Neill returns to his Omen roots in Michael and Peter Spierig’s action-packed film as a secretly sinister businessman. But rather than the Antichrist, Charles Bromley (Neill) is a proud vampire convinced of the species’ superiority. With human blood in short supply, Bromley Marks Corp. is working on a synthetic substitute to prevent the human race from impending extinction. While hematologists perfect the formula, Bromley oversees disturbing fields of humans chained to massive machines that systematically harvest their blood. 

Neill chills in this sinister role with vampiric yellow eyes, a pale complexion, and subtle fangs. But more upsetting is the fact that he honestly doesn’t believe he’s wrong. Once diagnosed with cancer, Bromley was delighted to find that vampirism would totally reverse his illness and grant him the gift of eternal life. He begged his daughter Alison (Isabel Lucas) to turn alongside him, but she has rejected her father’s controversial choice and is now hunted by his bloodthirsty goons. In a heartbreaking moment of clarity, Bromley brings his daughter to the brink of death, then turns away in disgust when she will not embrace his undead lifestyle. 

Daybreakers is a surprisingly thrilling exploration of survival and sustainability.

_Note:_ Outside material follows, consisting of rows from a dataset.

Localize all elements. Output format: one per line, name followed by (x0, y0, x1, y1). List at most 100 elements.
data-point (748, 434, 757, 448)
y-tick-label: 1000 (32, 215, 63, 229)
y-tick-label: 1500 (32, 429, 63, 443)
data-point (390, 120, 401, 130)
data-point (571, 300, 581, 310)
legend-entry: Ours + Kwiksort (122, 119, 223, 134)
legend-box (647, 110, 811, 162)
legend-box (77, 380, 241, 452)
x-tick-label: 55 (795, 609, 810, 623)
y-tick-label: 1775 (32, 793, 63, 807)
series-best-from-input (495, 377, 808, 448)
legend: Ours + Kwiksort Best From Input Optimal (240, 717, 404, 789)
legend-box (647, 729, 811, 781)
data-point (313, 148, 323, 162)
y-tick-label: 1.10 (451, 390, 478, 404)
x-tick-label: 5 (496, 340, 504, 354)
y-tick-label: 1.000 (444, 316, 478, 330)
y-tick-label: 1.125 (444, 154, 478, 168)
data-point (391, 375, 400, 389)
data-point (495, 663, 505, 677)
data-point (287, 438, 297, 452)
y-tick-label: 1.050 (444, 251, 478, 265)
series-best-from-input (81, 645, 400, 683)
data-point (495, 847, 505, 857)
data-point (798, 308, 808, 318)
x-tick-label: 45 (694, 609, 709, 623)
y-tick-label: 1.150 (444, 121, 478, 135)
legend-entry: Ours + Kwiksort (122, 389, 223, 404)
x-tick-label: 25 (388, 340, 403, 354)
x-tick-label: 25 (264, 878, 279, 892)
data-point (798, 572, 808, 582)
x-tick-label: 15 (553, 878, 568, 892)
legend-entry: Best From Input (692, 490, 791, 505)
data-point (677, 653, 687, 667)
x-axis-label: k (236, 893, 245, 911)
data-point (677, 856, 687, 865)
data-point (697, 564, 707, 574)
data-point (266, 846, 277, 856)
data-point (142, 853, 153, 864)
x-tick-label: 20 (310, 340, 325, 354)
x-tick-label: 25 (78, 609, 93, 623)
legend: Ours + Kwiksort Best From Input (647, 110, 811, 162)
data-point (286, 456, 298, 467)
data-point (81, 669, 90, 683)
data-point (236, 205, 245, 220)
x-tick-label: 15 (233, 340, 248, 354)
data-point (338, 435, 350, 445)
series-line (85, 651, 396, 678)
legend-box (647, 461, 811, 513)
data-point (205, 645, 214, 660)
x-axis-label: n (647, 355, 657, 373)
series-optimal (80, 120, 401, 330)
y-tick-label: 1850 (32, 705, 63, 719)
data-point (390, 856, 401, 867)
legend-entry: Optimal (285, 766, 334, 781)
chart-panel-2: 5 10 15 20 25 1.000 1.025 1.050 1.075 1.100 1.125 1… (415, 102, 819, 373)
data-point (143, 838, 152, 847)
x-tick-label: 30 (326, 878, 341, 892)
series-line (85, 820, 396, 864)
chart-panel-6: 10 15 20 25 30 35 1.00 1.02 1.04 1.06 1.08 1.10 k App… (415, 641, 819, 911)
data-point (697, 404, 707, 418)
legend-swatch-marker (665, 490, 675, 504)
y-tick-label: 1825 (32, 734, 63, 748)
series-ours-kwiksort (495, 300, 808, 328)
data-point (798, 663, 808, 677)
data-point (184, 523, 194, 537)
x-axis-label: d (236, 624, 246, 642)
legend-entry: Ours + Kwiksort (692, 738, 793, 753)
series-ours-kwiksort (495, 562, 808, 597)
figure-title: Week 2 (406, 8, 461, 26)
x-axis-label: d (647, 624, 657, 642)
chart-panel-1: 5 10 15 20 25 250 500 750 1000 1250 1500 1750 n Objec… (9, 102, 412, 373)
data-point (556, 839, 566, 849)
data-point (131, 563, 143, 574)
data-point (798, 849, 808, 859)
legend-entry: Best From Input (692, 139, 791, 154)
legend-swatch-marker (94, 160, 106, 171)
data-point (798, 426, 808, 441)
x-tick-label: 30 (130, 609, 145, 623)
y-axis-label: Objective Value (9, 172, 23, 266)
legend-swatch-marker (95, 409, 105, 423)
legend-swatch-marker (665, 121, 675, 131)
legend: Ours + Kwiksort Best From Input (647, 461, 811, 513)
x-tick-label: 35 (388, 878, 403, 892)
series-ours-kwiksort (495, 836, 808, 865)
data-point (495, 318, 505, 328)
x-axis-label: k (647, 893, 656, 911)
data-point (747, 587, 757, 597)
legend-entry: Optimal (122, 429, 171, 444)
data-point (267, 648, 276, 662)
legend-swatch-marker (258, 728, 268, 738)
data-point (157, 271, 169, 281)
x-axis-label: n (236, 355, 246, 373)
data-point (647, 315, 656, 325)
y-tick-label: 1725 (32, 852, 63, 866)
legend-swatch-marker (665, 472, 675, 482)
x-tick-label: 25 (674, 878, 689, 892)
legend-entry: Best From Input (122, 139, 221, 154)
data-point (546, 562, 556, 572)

Similar to a plot Damien Thorn would hatch, Bromley’s ultimate plan is to placate the vampire population with synthetic blood while allowing the human population to replenish itself. With a larger stock, he plans to sell authentic humans at a premium, hunting these poor souls to season the meat. Bromley rejects a cure that would reverse the vampiric disease, choosing to enrich himself over saving the world. The strangely captivating villain’s end is a cathartic nightmare and fitting punishment for a wealthy man who places himself above everyone else. 


In the Mouth of Madness

While the world may remember Neill for his signature role as a gruff but compassionate paleontologist going head to head with a raging T-Rex, horror fans may picture the versatile actor maniacally rocking back and forth in a filthy Berlin apartment, commanding a boardroom of corporate vampires, disappearing into the darkness of a haunted spaceship, sermonizing to satanists, or giggling over popcorn in a deserted movie theater. Or perhaps you have another favorite role in the beloved actor’s stellar career. But whether he was playing a hero or villain, Neill brought undeniable humanity to every role, redefining our idea of masculinity and the very nature of goodness vs. evil. By bringing such disparate characters to life, Neill challenged audiences with a variety of complex roles, asking us to examine the humanity of each character no matter how flawed or virtuous.